You can’t get a standard to happen unless a sufficent number of players in the market get on board. Say you wanted to introduce a new payment’s standard, like for example a stored value card to replace pocket change. You would need to get at least three groups to adopt it; the citizens would have to carry it, the stores would have to take it, and the equipment makers would have to manufacture all the gagets (cards, readers, etc.) to make it work. Writing the standard would be the easy part – unless of course all the players show up at the committee meetings.
All these players in the game tend to hang back; with the exception of the gaget freaks and the handful of people who want to bet their companies on getting first to this new market.
The whole assorted ways of convincing folks to climb on the bandwagon get used to solve this problem.
This is a social engineering problem. One of Cialdini‘s classic ways to tackle this kind of problem is to get the king to give the entire enterprise his blessing. (see also Aramis or the Love of Technology)
These days we don’t have a lot of kings. The liturature’s solution to this is found in the Wizard of OZ. There in the fraudulent Wizard is faced with the problem of how to give the tinman a heart. He announces he has something just as good. A philanthropic metal! We have market leaders!
“On June 11, Linda Dillman dropped a bomb on the retail industry. Wal-Mart Stores Inc.’s CIO announced that, as of January 2005, the world’s largest retailer would require its top 100 suppliers to put radio frequency identification (RFID) tags on all pallets and cases they ship to its distribution centers and stores. The news sent suppliers and competitors scrambling to learn about the wireless technology, which enables companies to identify and track items in the supply chain automatically.” – from Case Study: Wal-Mart’s Race for RFID at eWeek
So, one of the ways to try to build momenteum for your standard is to play the authority card. That comes in lots of flavors. You can get the authorities to say encouraging things, bless your standard, recomend your standard, require your standard, set deadlines for your standard.
This is not just about the power of the authorities though. It is also about their reputation. If Walmart says nice things about RFID that blesses RFID with some modicum of Walmart’s reputation for running a highly efficent distribution channel. If they blow it it damages their reputation.
It not just about power and reputation. It’s also about agency. If the mayor endorses a plan to revise the zoning standards he is speaking on behalf of the constituencies that elected him. Inspite of agencies many tangled aspects, because the momenteum problem is all about getting the majority to adopt, this aspect of “appealing to authority” is actually quite attractive.

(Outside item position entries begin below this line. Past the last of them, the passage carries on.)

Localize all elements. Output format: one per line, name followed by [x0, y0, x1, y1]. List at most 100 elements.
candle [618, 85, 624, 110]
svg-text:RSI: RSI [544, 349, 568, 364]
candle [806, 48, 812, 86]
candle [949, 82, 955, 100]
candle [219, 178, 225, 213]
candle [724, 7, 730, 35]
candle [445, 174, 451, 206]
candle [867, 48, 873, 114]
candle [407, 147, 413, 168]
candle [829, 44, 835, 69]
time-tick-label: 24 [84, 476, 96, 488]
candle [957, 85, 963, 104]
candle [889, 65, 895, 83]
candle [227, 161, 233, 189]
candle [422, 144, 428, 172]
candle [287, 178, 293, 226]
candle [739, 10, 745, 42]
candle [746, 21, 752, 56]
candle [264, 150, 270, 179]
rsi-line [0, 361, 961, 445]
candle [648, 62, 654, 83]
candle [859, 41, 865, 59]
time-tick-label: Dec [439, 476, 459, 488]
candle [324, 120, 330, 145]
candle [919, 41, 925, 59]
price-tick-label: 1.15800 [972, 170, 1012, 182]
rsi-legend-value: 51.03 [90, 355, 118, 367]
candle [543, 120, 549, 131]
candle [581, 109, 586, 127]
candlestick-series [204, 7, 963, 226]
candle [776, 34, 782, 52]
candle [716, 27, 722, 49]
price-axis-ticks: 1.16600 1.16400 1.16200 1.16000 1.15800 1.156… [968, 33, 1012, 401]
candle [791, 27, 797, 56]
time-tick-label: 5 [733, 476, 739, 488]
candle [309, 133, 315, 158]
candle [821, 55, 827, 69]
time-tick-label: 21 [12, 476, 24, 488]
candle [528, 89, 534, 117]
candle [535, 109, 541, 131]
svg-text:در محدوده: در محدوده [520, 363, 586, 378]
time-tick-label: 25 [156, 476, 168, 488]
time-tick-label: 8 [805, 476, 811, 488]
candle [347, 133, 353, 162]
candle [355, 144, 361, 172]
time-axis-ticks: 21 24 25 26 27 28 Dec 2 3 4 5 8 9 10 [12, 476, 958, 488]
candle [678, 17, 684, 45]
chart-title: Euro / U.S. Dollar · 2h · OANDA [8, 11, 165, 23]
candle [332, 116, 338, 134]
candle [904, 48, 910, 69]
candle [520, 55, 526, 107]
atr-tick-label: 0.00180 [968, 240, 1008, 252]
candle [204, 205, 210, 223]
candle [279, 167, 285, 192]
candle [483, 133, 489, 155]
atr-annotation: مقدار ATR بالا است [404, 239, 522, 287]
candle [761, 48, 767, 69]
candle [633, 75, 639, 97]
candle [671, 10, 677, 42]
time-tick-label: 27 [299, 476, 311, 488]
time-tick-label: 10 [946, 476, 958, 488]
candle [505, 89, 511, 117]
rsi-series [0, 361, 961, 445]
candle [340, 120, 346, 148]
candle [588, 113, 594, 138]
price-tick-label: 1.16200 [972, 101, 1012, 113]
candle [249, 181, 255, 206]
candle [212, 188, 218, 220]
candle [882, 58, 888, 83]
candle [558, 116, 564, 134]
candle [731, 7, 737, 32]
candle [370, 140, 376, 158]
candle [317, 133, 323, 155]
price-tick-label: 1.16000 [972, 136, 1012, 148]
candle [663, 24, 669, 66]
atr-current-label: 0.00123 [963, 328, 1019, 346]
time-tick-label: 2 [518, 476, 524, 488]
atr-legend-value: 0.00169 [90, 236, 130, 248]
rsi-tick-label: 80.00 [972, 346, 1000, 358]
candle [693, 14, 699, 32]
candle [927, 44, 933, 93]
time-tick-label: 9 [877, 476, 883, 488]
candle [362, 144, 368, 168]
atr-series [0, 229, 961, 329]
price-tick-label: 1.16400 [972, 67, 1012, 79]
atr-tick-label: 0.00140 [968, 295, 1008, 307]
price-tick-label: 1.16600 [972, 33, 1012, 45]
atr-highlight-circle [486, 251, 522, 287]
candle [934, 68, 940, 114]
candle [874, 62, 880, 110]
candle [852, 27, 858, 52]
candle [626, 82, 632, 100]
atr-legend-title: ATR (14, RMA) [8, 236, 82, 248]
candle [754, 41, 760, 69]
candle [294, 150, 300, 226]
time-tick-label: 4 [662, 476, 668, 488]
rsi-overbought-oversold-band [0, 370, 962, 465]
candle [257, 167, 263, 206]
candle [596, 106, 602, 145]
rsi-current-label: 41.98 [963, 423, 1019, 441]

All of these appeals to authority can go bad, becoming dangerous and deceptive. If the mayor can’t deliver his base then his promise is hollow. Hollow promises are deadly for a political operative; if he misleads people he’s unlikely to survive the next election. If Wal-Mart forces their vendors to adopt a standard but the rest of the industry fails to get on the bandwagon then Wal-mart’s reputation is damaged and vendors put another thing on the list of reasons why they might want to find a way to get around Wal-mart’s strangle hold on the retail channel.
In vibrant markets and political spheres we have means of goverances that can correct misleading or abusive uses of authority. In failed markets or goverments these means may take long painful periods to operate.
One sign of a healthy market or goverment is that those who appear to have authority are much more tentative in using that authority to force the momenteum of the emerging standard. That tentative behavior is the symptom that there are checks and balances in place that temper their power. That tentative behavior signals that they know their status in the system is tenous. That tenous status makes their acts less forceful, less straight forward, more ambigous. That’s good, even if it makes them seem slippery, or political.